Dans un village, deux paysans collectivisés discutent :
- Dis-moi, Ivan, penses-tu que nous ayons atteint la phase du communisme à 100 %, ou penses-tu que ce sera encore pire?


Après la mort de Staline, un touriste qui se promène à Kiev s'aperçoit que la statue du petit père des peuples est gardée nuit et jour. Un matin, il se décide à en demander la raison au chef des gardes : mais pourquoi garder une statue?
- C'est, - répond le chef, - qu'on pourrait lui manquer de respect.
- Diable, - s'écrie le touriste, - mais qui pourrait manquer de respect à la statue du regretté camarade Staline?

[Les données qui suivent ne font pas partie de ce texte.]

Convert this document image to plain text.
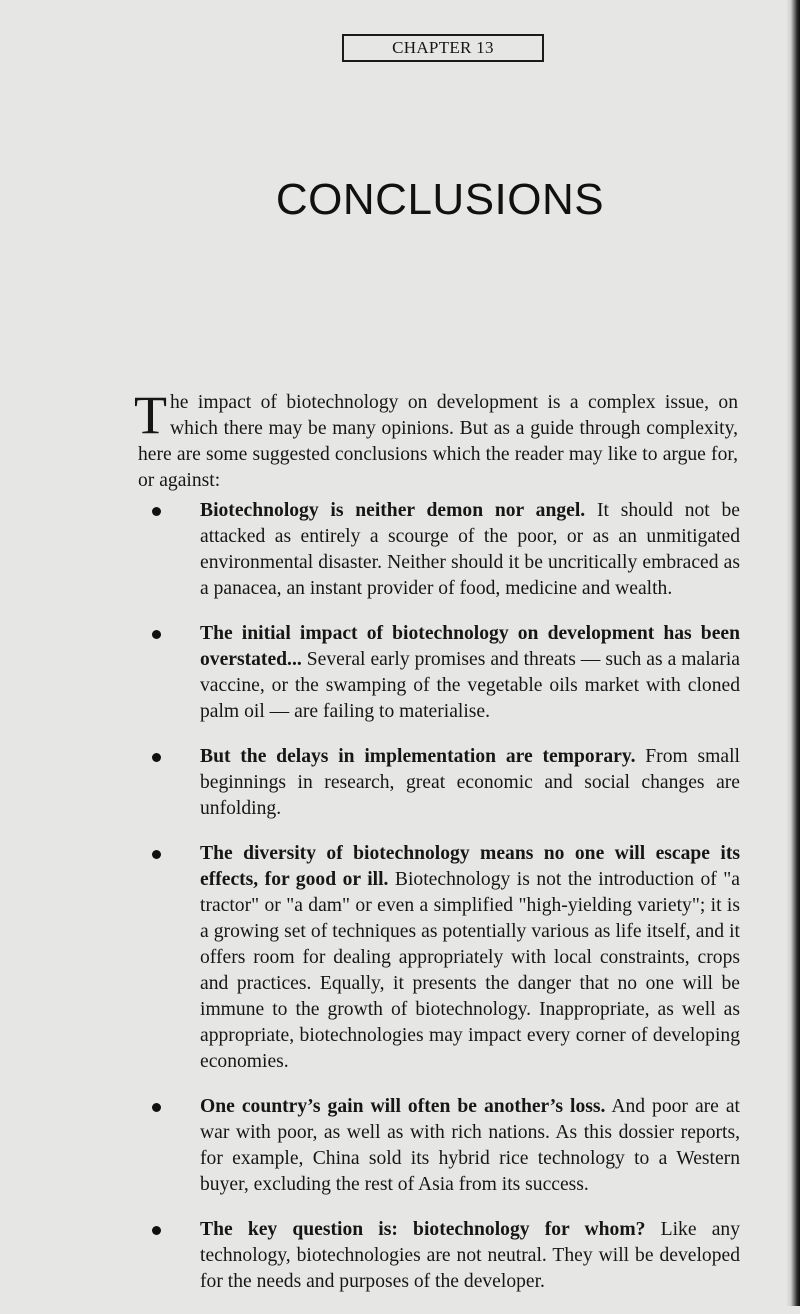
CHAPTER 13
CONCLUSIONS

The impact of biotechnology on development is a complex issue, on which there may be many opinions. But as a guide through complexity, here are some suggested conclusions which the reader may like to argue for, or against:

Biotechnology is neither demon nor angel. It should not be attacked as entirely a scourge of the poor, or as an unmitigated environmental disaster. Neither should it be uncritically embraced as a panacea, an instant provider of food, medicine and wealth.
The initial impact of biotechnology on development has been overstated... Several early promises and threats — such as a malaria vaccine, or the swamping of the vegetable oils market with cloned palm oil — are failing to materialise.
But the delays in implementation are temporary. From small beginnings in research, great economic and social changes are unfolding.
The diversity of biotechnology means no one will escape its effects, for good or ill. Biotechnology is not the introduction of "a tractor" or "a dam" or even a simplified "high-yielding variety"; it is a growing set of techniques as potentially various as life itself, and it offers room for dealing appropriately with local constraints, crops and practices. Equally, it presents the danger that no one will be immune to the growth of biotechnology. Inappropriate, as well as appropriate, biotechnologies may impact every corner of developing economies.
One country’s gain will often be another’s loss. And poor are at war with poor, as well as with rich nations. As this dossier reports, for example, China sold its hybrid rice technology to a Western buyer, excluding the rest of Asia from its success.
The key question is: biotechnology for whom? Like any technology, biotechnologies are not neutral. They will be developed for the needs and purposes of the developer.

Et le soldat, faisant de la main un vaste mouvement circulaire englobant tous ses compagnons, répondit :
- Nous, si nous n'étions pas de service.


     Brejnev visite incognito une usine. A la fin de sa visite il s'approche d'un ouvrier et lui demande :
- Que penses-tu de Brejnev ?
     L'ouvrier se redresse brusquement, jette autour de lui des regards anxieux et lui murmure à l'oreille :
- Je ne peux pas te répondre ici. Attends-moi à la sortie du travail et à ce moment-là je te dirai ce que je pense du camarade Brejnev.

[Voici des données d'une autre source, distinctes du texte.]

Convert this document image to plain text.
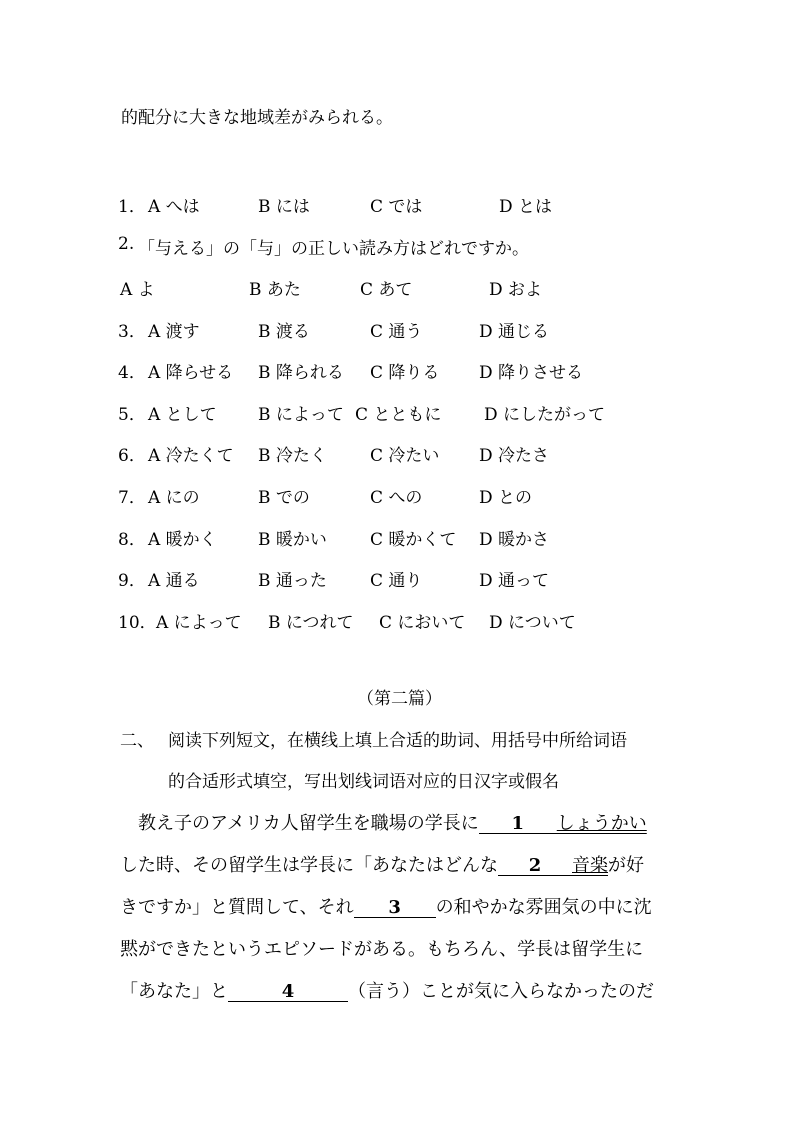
的配分に大きな地域差がみられる。
1． A へは	B には	C では	D とは
2. 「与える」の「与」の正しい読み方はどれですか。
A よ	B あた	C あて	D およ
3． A 渡す	B 渡る	C 通う	D 通じる
4． A 降らせる B 降られる C 降りる D 降りさせる
5． A として B によって C とともに	D にしたがって
6． A 冷たくて B 冷たく	C 冷たい D 冷たさ
7． A にの	B での	C への	D との
8． A 暖かく B 暖かい	C 暖かくて D 暖かさ
9． A 通る	B 通った	C 通り	D 通って
10． A によって B につれて C において D について
（第二篇）
二、 阅读下列短文，在横线上填上合适的助词、用括号中所给词语
的合适形式填空，写出划线词语对应的日汉字或假名
教え子のアメリカ人留学生を職場の学長に 1 しょうかい
した時、その留学生は学長に「あなたはどんな 2 音楽が好
きですか」と質問して、それ 3 の和やかな雰囲気の中に沈
黙ができたというエピソードがある。もちろん、学長は留学生に
「あなた」と	4	（言う）ことが気に入らなかったのだ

     Intrigué, il décide de jouer le jeu. Il retrouve donc l'ouvrier à la sortie de l'usine et celui-ci l'entraîne aussitôt loin des autres ouvriers. Là, Brejnev repose sa question, mais l'homme ne lui répond que par des grands gestes l'invitant au silence, puis, saisissant le camarade président par le bout de la manche, il lui fait emprunter un dédale de petites rues, rasant les murs avec des airs de conspirateurs. Et ils marchent tellement qu'ils arrivent aux limites de la ville. Loin de s'arrêter, l'ouvrier plonge dans les bois remorquant un Brejnev de plus en plus étonné. Enfin, arrivé dans une clairière au coeur de la forêt, le travailleur s'arrête et, après un ultime coup d'oeil méfiant, se penche sur Brejnev et lui dit à l'oreille :
- Tu sais, et bien, moi, Brejnev, je l'aime bien.


À Moscou, la propriétaire fait visiter sa chambre à un nouveau locataire. Après lui en avoir vanté les mérites, elle se retire en disant :
- Surtout si vous avez besoin de quelque chose, n'hésitez pas. Vous venez me voir, et je vous explique comment vous en passer.